Várias vulnerabilidades descobertas no software de monitoramento de caixas eletrônicos ScrutisWeb, fabricado pela empresa francesa Iagona e utilizado mundialmente por várias instituições financeiras, podem ser exploradas para hackear caixas eletrônicos remotamente. As falhas de segurança foram descobertas por pesquisadores de segurança da Synack e foram corrigidas pela fornecedora em julho com o lançamento do ScrutisWeb versão 2.1.38.

O ScrutisWeb permite que as organizações monitorem caixas eletrônicos bancários ou de varejo a partir de um navegador web, permitindo que respondam rapidamente a problemas. A solução pode ser usada para monitorar hardware, reiniciar ou desligar um terminal, enviar e receber arquivos e modificar dados remotamente. Vale notar que os caixas eletrônicos podem incluir terminais de pagamento em uma rede de restaurantes.

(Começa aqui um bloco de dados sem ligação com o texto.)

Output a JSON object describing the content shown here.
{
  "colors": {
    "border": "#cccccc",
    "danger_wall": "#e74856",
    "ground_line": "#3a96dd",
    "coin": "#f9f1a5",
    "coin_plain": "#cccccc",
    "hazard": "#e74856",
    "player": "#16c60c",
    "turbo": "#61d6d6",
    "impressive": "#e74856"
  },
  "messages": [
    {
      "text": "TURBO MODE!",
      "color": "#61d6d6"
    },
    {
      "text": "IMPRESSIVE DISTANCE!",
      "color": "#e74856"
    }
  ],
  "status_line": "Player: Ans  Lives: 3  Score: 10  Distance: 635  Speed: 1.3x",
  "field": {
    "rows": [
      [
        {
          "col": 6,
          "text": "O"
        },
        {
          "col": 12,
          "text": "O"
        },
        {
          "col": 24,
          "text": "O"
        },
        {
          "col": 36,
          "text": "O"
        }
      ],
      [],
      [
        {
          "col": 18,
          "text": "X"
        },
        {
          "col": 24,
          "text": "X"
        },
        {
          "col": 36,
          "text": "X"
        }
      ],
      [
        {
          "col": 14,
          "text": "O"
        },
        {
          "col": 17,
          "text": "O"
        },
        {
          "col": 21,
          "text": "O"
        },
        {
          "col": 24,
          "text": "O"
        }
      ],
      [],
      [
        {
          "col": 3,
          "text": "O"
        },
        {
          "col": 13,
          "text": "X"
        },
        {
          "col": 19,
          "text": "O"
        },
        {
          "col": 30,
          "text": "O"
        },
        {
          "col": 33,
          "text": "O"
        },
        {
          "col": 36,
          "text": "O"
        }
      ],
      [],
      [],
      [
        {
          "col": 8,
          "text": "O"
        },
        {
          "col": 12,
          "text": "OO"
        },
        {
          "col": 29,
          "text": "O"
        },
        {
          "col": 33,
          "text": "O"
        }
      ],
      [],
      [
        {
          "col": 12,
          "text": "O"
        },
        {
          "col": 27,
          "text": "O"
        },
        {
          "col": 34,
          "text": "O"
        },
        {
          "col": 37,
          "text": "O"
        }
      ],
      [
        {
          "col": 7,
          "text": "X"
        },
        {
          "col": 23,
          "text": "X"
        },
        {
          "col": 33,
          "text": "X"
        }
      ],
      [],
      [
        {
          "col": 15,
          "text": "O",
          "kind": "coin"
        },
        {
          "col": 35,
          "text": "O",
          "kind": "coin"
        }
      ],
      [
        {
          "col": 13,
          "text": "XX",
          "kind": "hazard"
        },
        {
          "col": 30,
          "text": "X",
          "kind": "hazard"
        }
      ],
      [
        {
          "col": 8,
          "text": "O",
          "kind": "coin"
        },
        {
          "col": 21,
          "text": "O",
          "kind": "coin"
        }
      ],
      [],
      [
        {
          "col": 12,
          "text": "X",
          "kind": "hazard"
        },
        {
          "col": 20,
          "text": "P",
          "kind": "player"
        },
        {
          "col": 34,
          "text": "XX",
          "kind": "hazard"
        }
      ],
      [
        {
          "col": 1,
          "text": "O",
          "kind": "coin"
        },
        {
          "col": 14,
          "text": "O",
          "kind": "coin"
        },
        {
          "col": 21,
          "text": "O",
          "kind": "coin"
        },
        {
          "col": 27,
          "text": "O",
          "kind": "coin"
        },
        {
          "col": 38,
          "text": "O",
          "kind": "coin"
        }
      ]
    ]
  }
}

Os pesquisadores da Synack identificaram quatro tipos de vulnerabilidades que receberam os identificadores CVE CVE-2023-33871, CVE-2023-38257, CVE-2023-35763 e CVE-2023-35189.

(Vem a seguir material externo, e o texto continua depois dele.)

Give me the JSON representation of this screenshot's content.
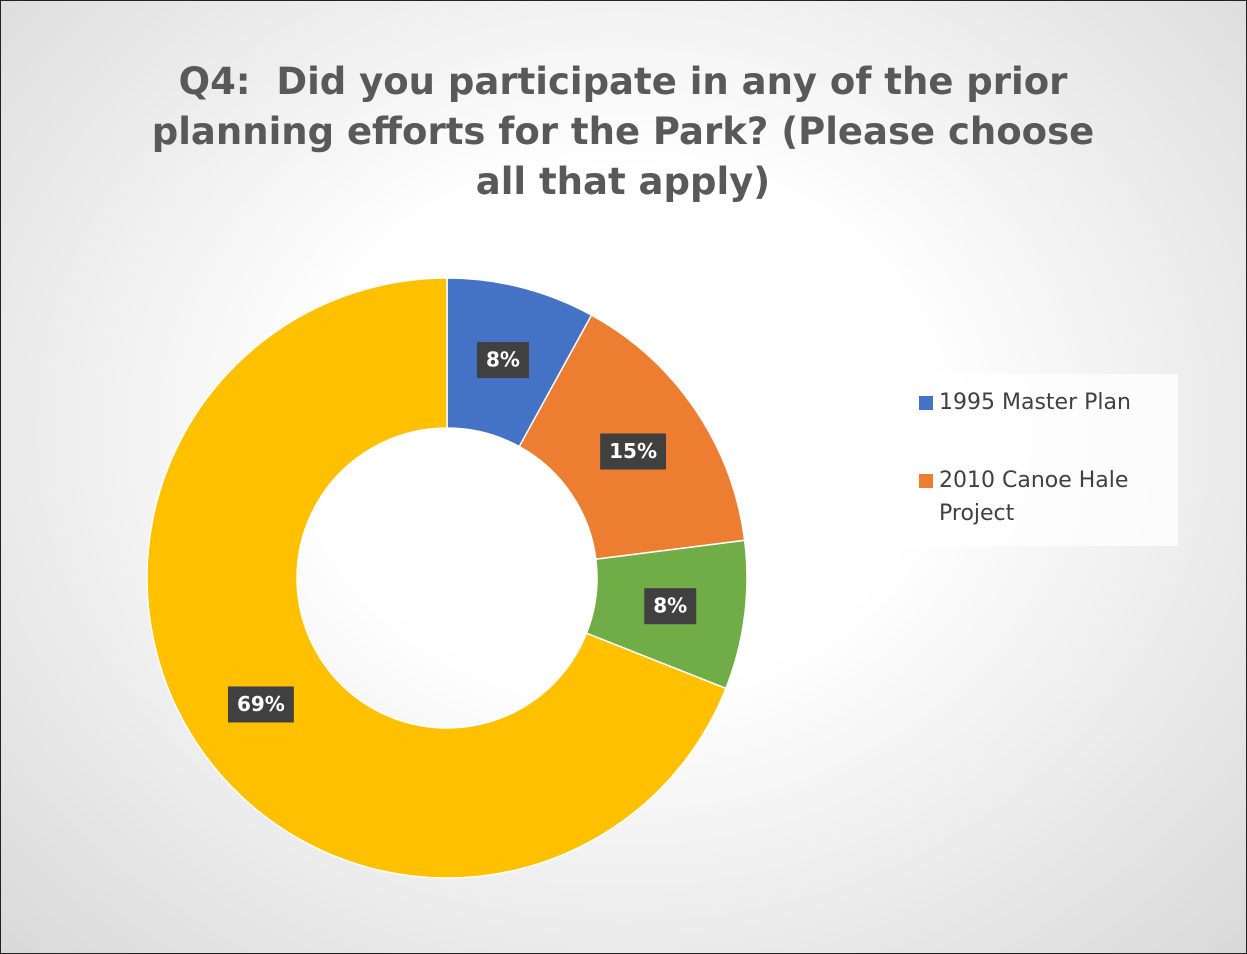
{
  "chart_data": {
    "type": "donut",
    "title": "Q4:  Did you participate in any of the prior planning efforts for the Park? (Please choose all that apply)",
    "categories": [
      "1995 Master Plan",
      "2010 Canoe Hale Project",
      null,
      null
    ],
    "values": [
      8,
      15,
      8,
      69
    ],
    "value_labels": [
      "8%",
      "15%",
      "8%",
      "69%"
    ],
    "colors": [
      "#4472c4",
      "#ed7d31",
      "#70ad47",
      "#ffc000"
    ],
    "legend": "right"
  }
}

As falhas incluem um path traversal, desvio de autorização, chave criptográfica codificada e problemas arbitrários de upload de arquivos que podem ser explorados por invasores remotos e não autenticados. Path traversal, também conhecido como traversal de diretório, visa acessar arquivos e diretórios armazenados fora da pasta raiz da web. Operadores de ameaças podem explorar as falhas para obter dados do servidor —configurações, logs e bancos de dados —, executar comandos arbitrários e obter senhas de administrador criptografadas e descriptografá-las usando uma chave codificada.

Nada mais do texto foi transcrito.